Il voulait en savoir davantage sur les liens du prisonnier avec le Vatican. L’un des dossiers décrivait « un homme d’une intrépidité hors du commun éduqué chez les jésuites », par l’intermédiaire duquel des généraux allemands dissidents « maintenaient le contact avec le pape ». Ainsi que l’indiquaient des documents saisis relatifs au coup de force contre Hitler, Pie XII avait signifié à Müller que la condition préalable à la paix serait un changement de régime en Allemagne5.
Stawitzki le confronta à l’un de ces documents préparatoires. La phrase d’introduction était rédigée en ces termes : « D’Honnêtes Allemands ont décidé de négocier avec les Anglais par l’intermédiaire du Vatican. » Le SS lui lut le texte à voix haute et, chaque fois qu’il tombait sur ces termes, « d’Honnêtes Allemands », il lui assenait une gifle sur la lèvre supérieure. Peu à peu, les dents du prisonnier se déchaussaient. À la fin, Stawitzki le frappa si violemment qu’il fit basculer Müller et sa chaise. Ensuite, le Sturmführer le piétina en beuglant : « Tu causes ou tu crèves6 ! »
Le dimanche 8 avril, le prisonnier avait le visage tuméfié et enflé. Il allait et venait dans sa cellule, en tapant des pieds pour se tenir chaud, et la porte s’ouvrit d’un coup.
– Fini la comédie ! s’écria Stawitzki.
Et aussitôt il cria vers l’autre bout du couloir :
– L’adjudant est là pour l’exécution7 ?
La potence se dressait dans une cour où l’on procédait à l’appel des détenus. Six escabeaux conduisaient à une rangée de crochets, d’où se balançaient des nœuds coulants. « Généralement, les détenus promis à la pendaison étaient complètement nus, précisait un rapport sur les crimes de guerre commis à Flossenbürg. Avant d’être pendus, les victimes étaient fréquemment rouées de coups, jusqu’à ce que les malheureux supplient pour qu’on leur passe tout de suite la corde au cou, afin de les soulager de leur souffrance. Une autre méthode d’exécution consistait à pendre un individu par les poignets en le lestant d’un lourd tonneau attaché aux chevilles.
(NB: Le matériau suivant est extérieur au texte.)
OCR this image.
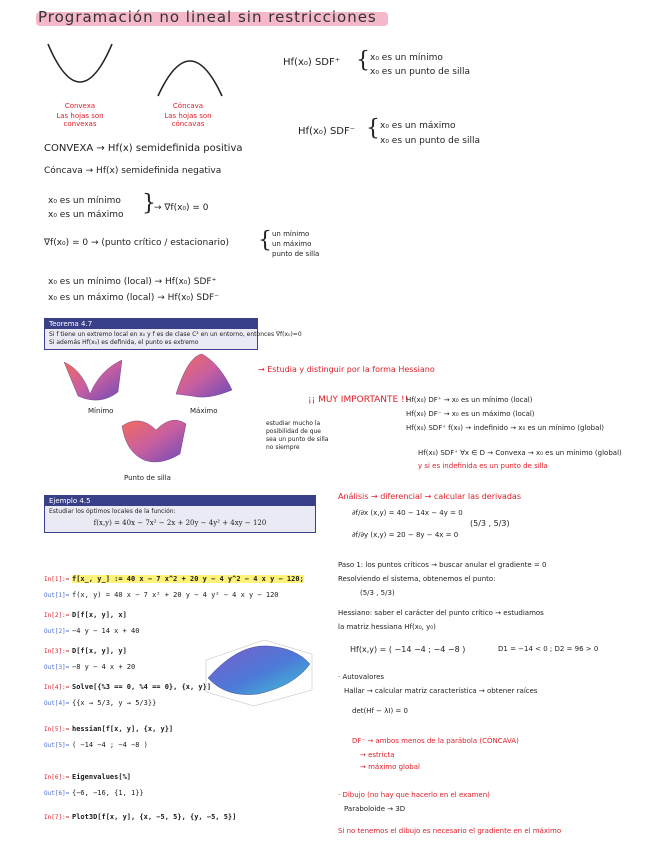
Programación no lineal sin restricciones
Convexa
Las hojas son convexas
Cóncava
Las hojas son cóncavas
Hf(x₀) SDF⁺ { x₀ es un mínimo
x₀ es un punto de silla
Hf(x₀) SDF⁻ { x₀ es un máximo
x₀ es un punto de silla
CONVEXA → Hf(x) semidefinida positiva
Cóncava → Hf(x) semidefinida negativa
x₀ es un mínimo
x₀ es un máximo {
→ ∇f(x₀) = 0
∇f(x₀) = 0 → (punto crítico / estacionario) { un mínimo
un máximo
punto de silla
x₀ es un mínimo (local) → Hf(x₀) SDF⁺
x₀ es un máximo (local) → Hf(x₀) SDF⁻
Teorema 4.7
Si f tiene un extremo local en x₀ y f es de clase C² en un entorno, entonces ∇f(x₀)=0
Si además Hf(x₀) es definida, el punto es extremo
Mínimo	Máximo
Punto de silla
→ Estudia y distinguir por la forma Hessiano
¡¡ MUY IMPORTANTE !!
estudiar mucho la
posibilidad de que
sea un punto de silla
no siempre
Hf(x₀) DF⁺ → x₀ es un mínimo (local)
Hf(x₀) DF⁻ → x₀ es un máximo (local)
Hf(x₀) SDF⁺ f(x₀) → indefinido → x₀ es un mínimo (global)
Hf(x₀) SDF⁺ ∀x ∈ D → Convexa → x₀ es un mínimo (global)
y si es indefinida es un punto de silla
Ejemplo 4.5
Estudiar los óptimos locales de la función:
f(x,y) = 40x − 7x² − 2x + 20y − 4y² + 4xy − 120
In[1]:= f[x_, y_] := 40 x − 7 x^2 + 20 y − 4 y^2 − 4 x y − 120;
Out[1]= f(x, y) = 40 x − 7 x² + 20 y − 4 y² − 4 x y − 120
In[2]:= D[f[x, y], x]
Out[2]= −4 y − 14 x + 40
In[3]:= D[f[x, y], y]
Out[3]= −8 y − 4 x + 20
In[4]:= Solve[{%3 == 0, %4 == 0}, {x, y}]
Out[4]= {{x → 5/3, y → 5/3}}
In[5]:= hessian[f[x, y], {x, y}]
Out[5]= ( −14 −4 ; −4 −8 )
In[6]:= Eigenvalues[%]
Out[6]= {−6, −16, {1, 1}}
In[7]:= Plot3D[f[x, y], {x, −5, 5}, {y, −5, 5}]
Análisis → diferencial → calcular las derivadas
∂f/∂x (x,y) = 40 − 14x − 4y = 0
∂f/∂y (x,y) = 20 − 8y − 4x = 0
(5/3 , 5/3)
Paso 1: los puntos críticos → buscar anular el gradiente = 0
Resolviendo el sistema, obtenemos el punto:
(5/3 , 5/3)
Hessiano: saber el carácter del punto crítico → estudiamos
la matriz hessiana Hf(x₀, y₀)
Hf(x,y) = ( −14 −4 ; −4 −8 )	D1 = −14 < 0 ; D2 = 96 > 0
· Autovalores
Hallar → calcular matriz característica → obtener raíces
det(Hf − λI) = 0
DF⁻ → ambos menos de la parábola (CÓNCAVA)
→ estricta
→ máximo global
· Dibujo (no hay que hacerlo en el examen)
Paraboloide → 3D
Si no tenemos el dibujo es necesario el gradiente en el máximo
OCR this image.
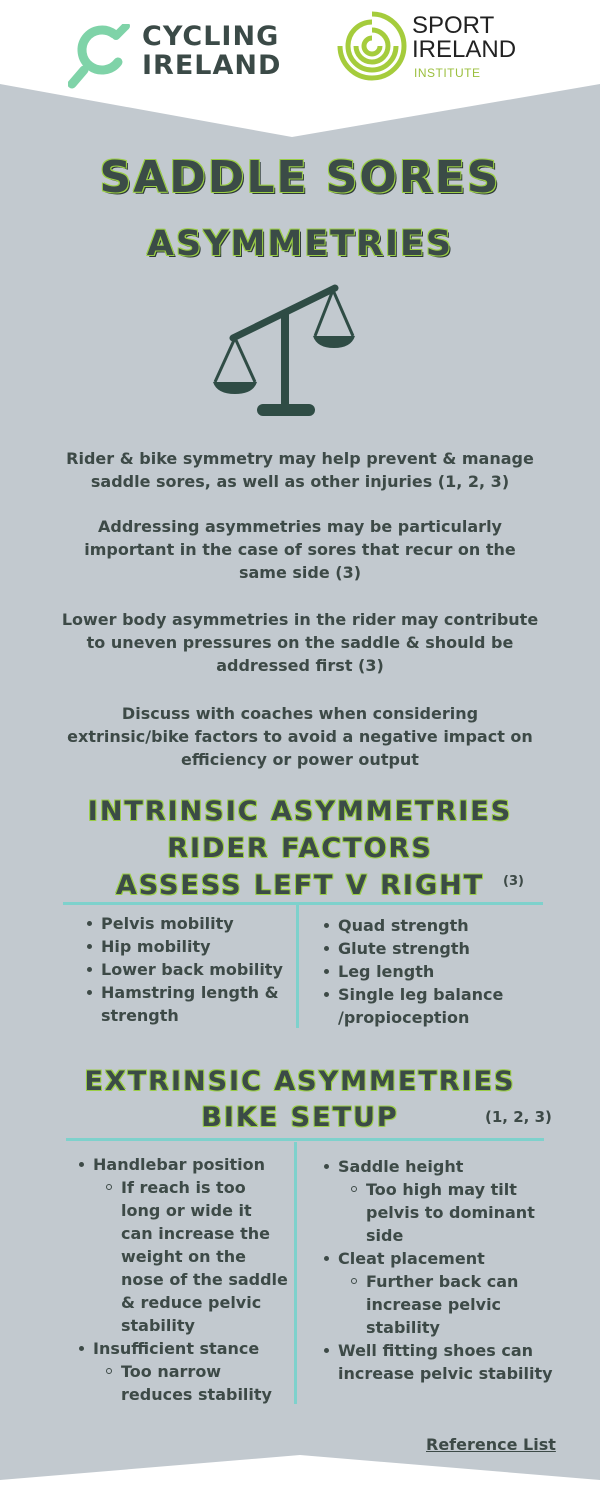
CYCLING
IRELAND
SPORT
IRELAND
INSTITUTE
SADDLE SORES
ASYMMETRIES
Rider & bike symmetry may help prevent & manage saddle sores, as well as other injuries (1, 2, 3)
Addressing asymmetries may be particularly important in the case of sores that recur on the same side (3)
Lower body asymmetries in the rider may contribute to uneven pressures on the saddle & should be addressed first (3)
Discuss with coaches when considering extrinsic/bike factors to avoid a negative impact on efficiency or power output
INTRINSIC ASYMMETRIES
RIDER FACTORS
ASSESS LEFT V RIGHT	(3)
Pelvis mobility
Hip mobility
Lower back mobility
Hamstring length & strength
Quad strength
Glute strength
Leg length
Single leg balance /propioception
EXTRINSIC ASYMMETRIES
BIKE SETUP	(1, 2, 3)
Handlebar position
If reach is too long or wide it can increase the weight on the nose of the saddle & reduce pelvic stability
Insufficient stance
Too narrow reduces stability
Saddle height
Too high may tilt pelvis to dominant side
Cleat placement
Further back can increase pelvic stability
Well fitting shoes can increase pelvic stability
Reference List
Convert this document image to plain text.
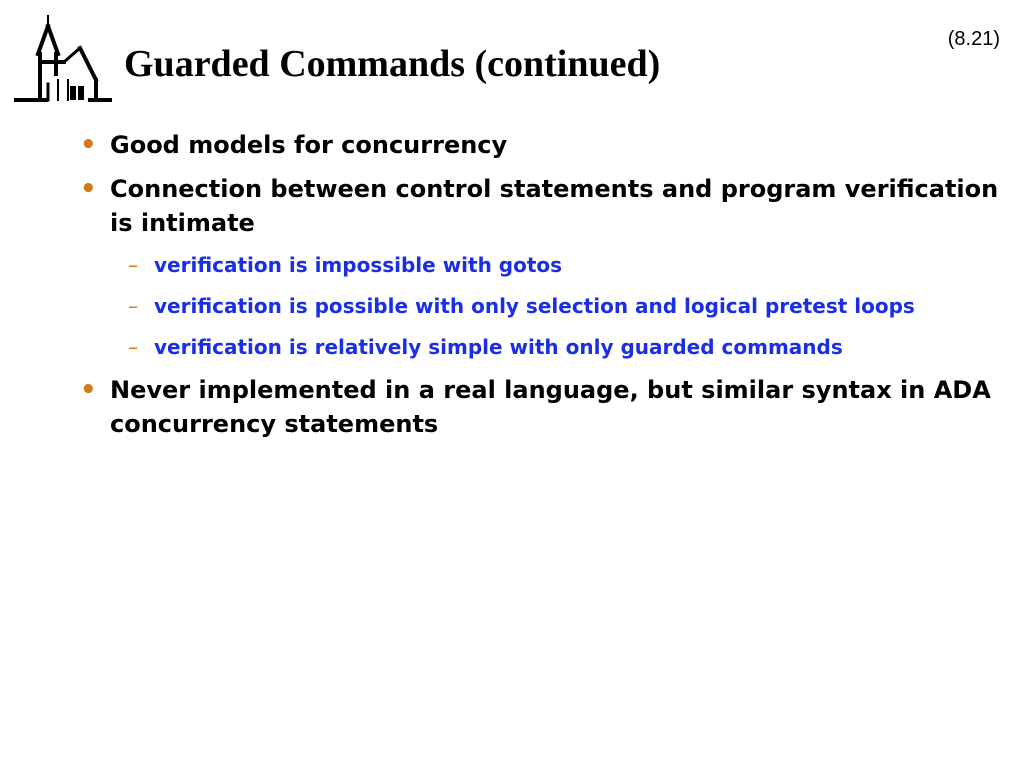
Guarded Commands (continued)
(8.21)
• Good models for concurrency
• Connection between control statements and program verification is intimate
– verification is impossible with gotos
– verification is possible with only selection and logical pretest loops
– verification is relatively simple with only guarded commands
• Never implemented in a real language, but similar syntax in ADA concurrency statements
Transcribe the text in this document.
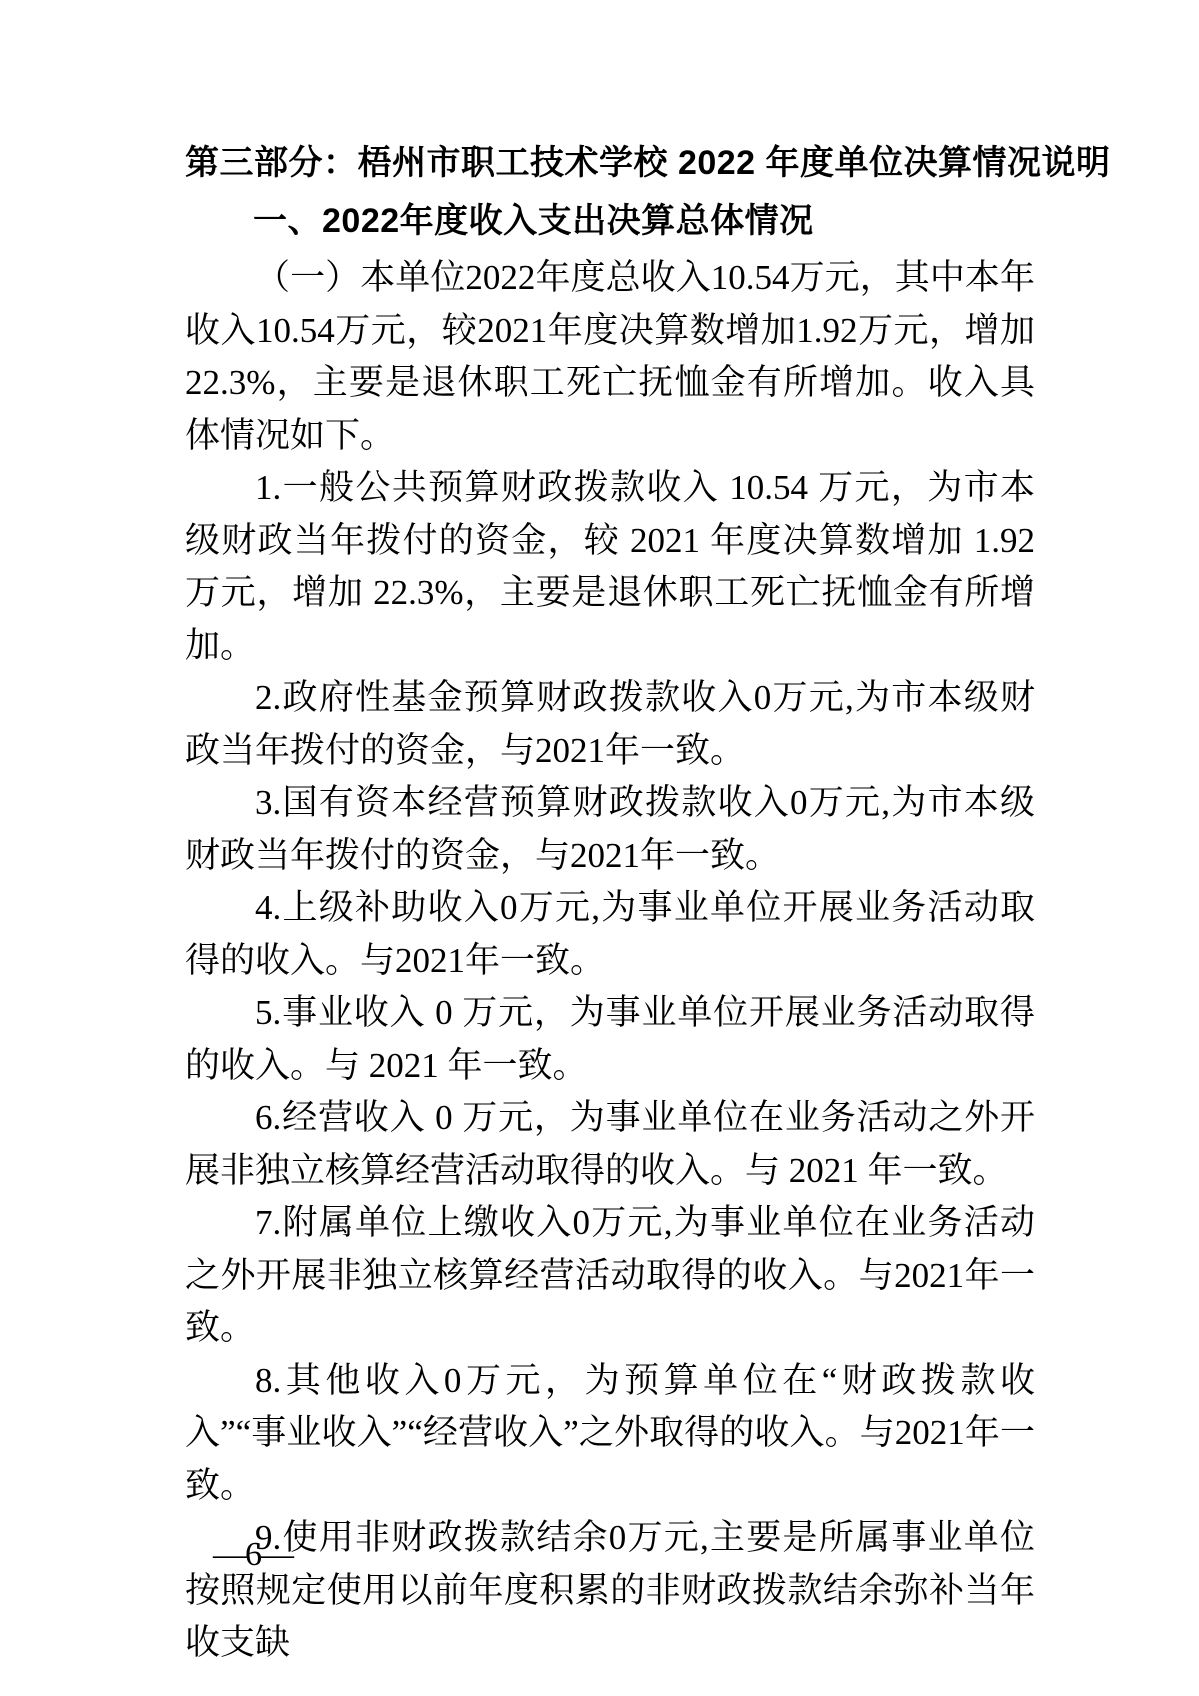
第三部分：梧州市职工技术学校 2022 年度单位决算情况说明
一、2022年度收入支出决算总体情况

（一）本单位2022年度总收入10.54万元，其中本年收入10.54万元，较2021年度决算数增加1.92万元，增加22.3%，主要是退休职工死亡抚恤金有所增加。收入具体情况如下。

1.一般公共预算财政拨款收入 10.54 万元，为市本级财政当年拨付的资金，较 2021 年度决算数增加 1.92 万元，增加 22.3%，主要是退休职工死亡抚恤金有所增加。

2.政府性基金预算财政拨款收入0万元,为市本级财政当年拨付的资金，与2021年一致。

3.国有资本经营预算财政拨款收入0万元,为市本级财政当年拨付的资金，与2021年一致。

4.上级补助收入0万元,为事业单位开展业务活动取得的收入。与2021年一致。

5.事业收入 0 万元，为事业单位开展业务活动取得的收入。与 2021 年一致。

6.经营收入 0 万元，为事业单位在业务活动之外开展非独立核算经营活动取得的收入。与 2021 年一致。

7.附属单位上缴收入0万元,为事业单位在业务活动之外开展非独立核算经营活动取得的收入。与2021年一致。

8.其他收入0万元，为预算单位在“财政拨款收入”“事业收入”“经营收入”之外取得的收入。与2021年一致。

9.使用非财政拨款结余0万元,主要是所属事业单位按照规定使用以前年度积累的非财政拨款结余弥补当年收支缺

—6—
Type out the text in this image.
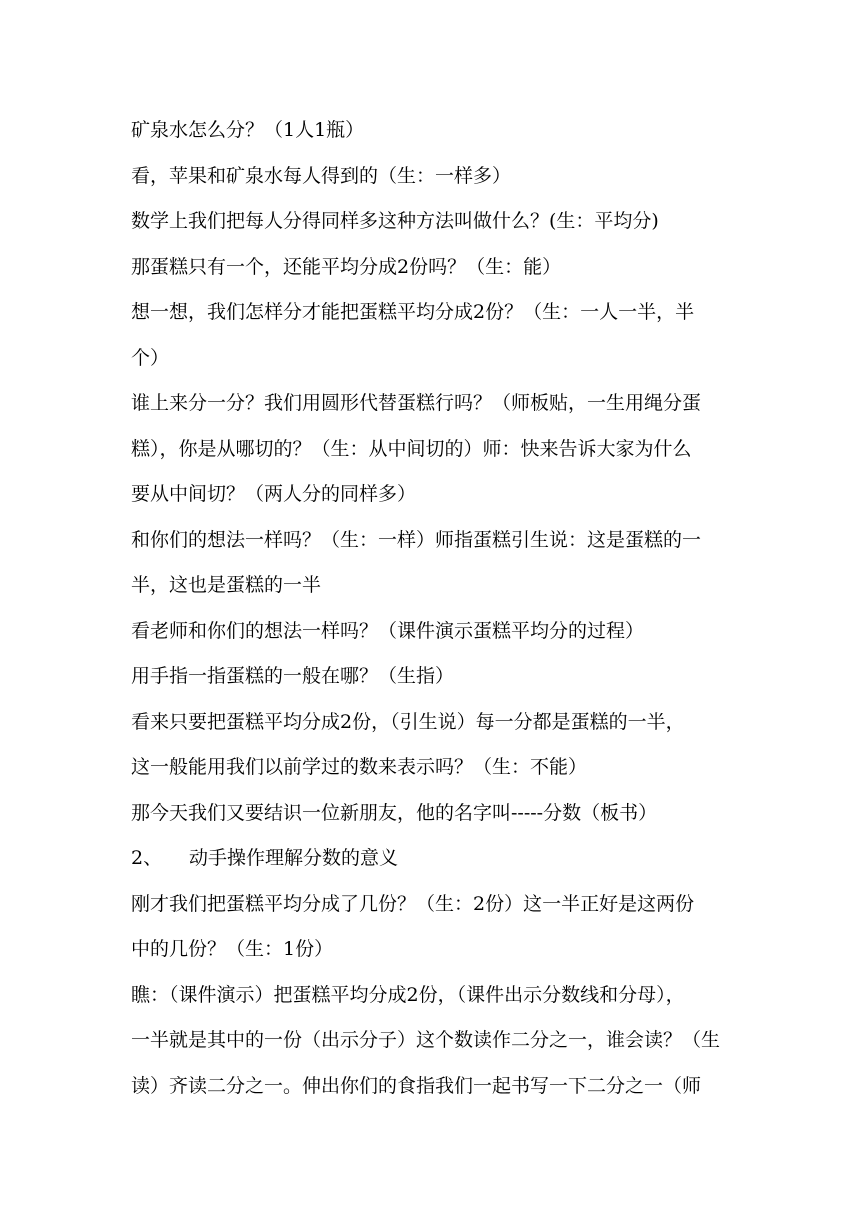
矿泉水怎么分？（1人1瓶）

看，苹果和矿泉水每人得到的（生：一样多）

数学上我们把每人分得同样多这种方法叫做什么？(生：平均分)

那蛋糕只有一个，还能平均分成2份吗？（生：能）

想一想，我们怎样分才能把蛋糕平均分成2份？（生：一人一半，半

个）

谁上来分一分？我们用圆形代替蛋糕行吗？（师板贴，一生用绳分蛋

糕），你是从哪切的？（生：从中间切的）师：快来告诉大家为什么

要从中间切？（两人分的同样多）

和你们的想法一样吗？（生：一样）师指蛋糕引生说：这是蛋糕的一

半，这也是蛋糕的一半

看老师和你们的想法一样吗？（课件演示蛋糕平均分的过程）

用手指一指蛋糕的一般在哪？（生指）

看来只要把蛋糕平均分成2份，（引生说）每一分都是蛋糕的一半，

这一般能用我们以前学过的数来表示吗？（生：不能）

那今天我们又要结识一位新朋友，他的名字叫-----分数（板书）

2、 动手操作理解分数的意义

刚才我们把蛋糕平均分成了几份？（生：2份）这一半正好是这两份

中的几份？（生：1份）

瞧：（课件演示）把蛋糕平均分成2份，（课件出示分数线和分母），

一半就是其中的一份（出示分子）这个数读作二分之一，谁会读？（生

读）齐读二分之一。伸出你们的食指我们一起书写一下二分之一（师
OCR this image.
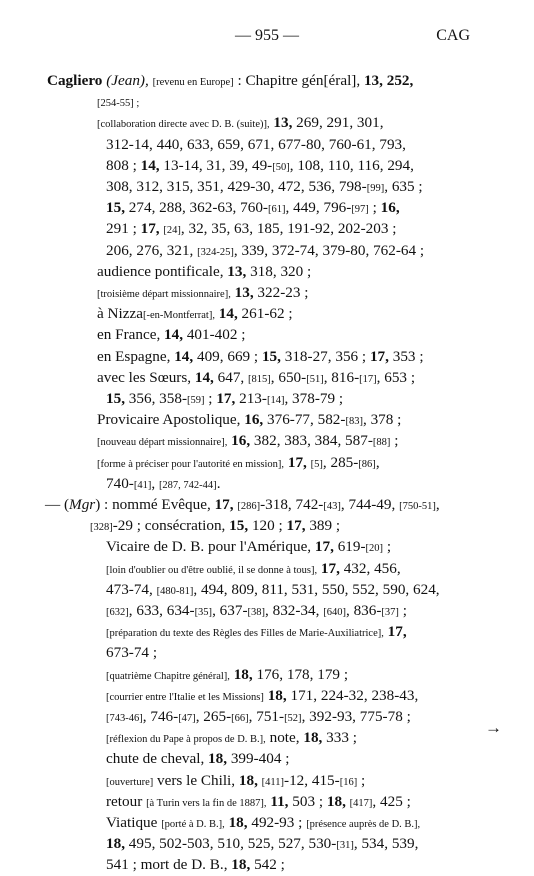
— 955 —	CAG
Cagliero (Jean), [revenu en Europe] : Chapitre gén[éral], 13, 252,
[254-55] ;
[collaboration directe avec D. B. (suite)], 13, 269, 291, 301,
312-14, 440, 633, 659, 671, 677-80, 760-61, 793,
808 ; 14, 13-14, 31, 39, 49-[50], 108, 110, 116, 294,
308, 312, 315, 351, 429-30, 472, 536, 798-[99], 635 ;
15, 274, 288, 362-63, 760-[61], 449, 796-[97] ; 16,
291 ; 17, [24], 32, 35, 63, 185, 191-92, 202-203 ;
206, 276, 321, [324-25], 339, 372-74, 379-80, 762-64 ;
audience pontificale, 13, 318, 320 ;
[troisième départ missionnaire], 13, 322-23 ;
à Nizza[-en-Montferrat], 14, 261-62 ;
en France, 14, 401-402 ;
en Espagne, 14, 409, 669 ; 15, 318-27, 356 ; 17, 353 ;
avec les Sœurs, 14, 647, [815], 650-[51], 816-[17], 653 ;
15, 356, 358-[59] ; 17, 213-[14], 378-79 ;
Provicaire Apostolique, 16, 376-77, 582-[83], 378 ;
[nouveau départ missionnaire], 16, 382, 383, 384, 587-[88] ;
[forme à préciser pour l'autorité en mission], 17, [5], 285-[86],
740-[41], [287, 742-44].
— (Mgr) : nommé Evêque, 17, [286]-318, 742-[43], 744-49, [750-51],
[328]-29 ; consécration, 15, 120 ; 17, 389 ;
Vicaire de D. B. pour l'Amérique, 17, 619-[20] ;
[loin d'oublier ou d'être oublié, il se donne à tous], 17, 432, 456,
473-74, [480-81], 494, 809, 811, 531, 550, 552, 590, 624,
[632], 633, 634-[35], 637-[38], 832-34, [640], 836-[37] ;
[préparation du texte des Règles des Filles de Marie-Auxiliatrice], 17,
673-74 ;
[quatrième Chapitre général], 18, 176, 178, 179 ;
[courrier entre l'Italie et les Missions] 18, 171, 224-32, 238-43,
[743-46], 746-[47], 265-[66], 751-[52], 392-93, 775-78 ;
[réflexion du Pape à propos de D. B.], note, 18, 333 ;
chute de cheval, 18, 399-404 ;
[ouverture] vers le Chili, 18, [411]-12, 415-[16] ;
retour [à Turin vers la fin de 1887], 11, 503 ; 18, [417], 425 ;
Viatique [porté à D. B.], 18, 492-93 ; [présence auprès de D. B.],
18, 495, 502-503, 510, 525, 527, 530-[31], 534, 539,
541 ; mort de D. B., 18, 542 ;
→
Le poids finissait par déchiqueter les entrailles du supplicié, et il mourait8. »
Un prisonnier soviétique, le lieutenant général Piotr Privalov, entrevit Müller que l’on conduisait à la potence. Il l’appela, espérant le soutenir fièrement d’un dernier regard. Mais l’officier de l’Armée rouge s’exprima en russe et, de prime abord, le condamné ne réagit pas. Quand Müller finit par relever les yeux, il paraissait « satisfait ». Puis il sortit du champ de vision de Privalov9.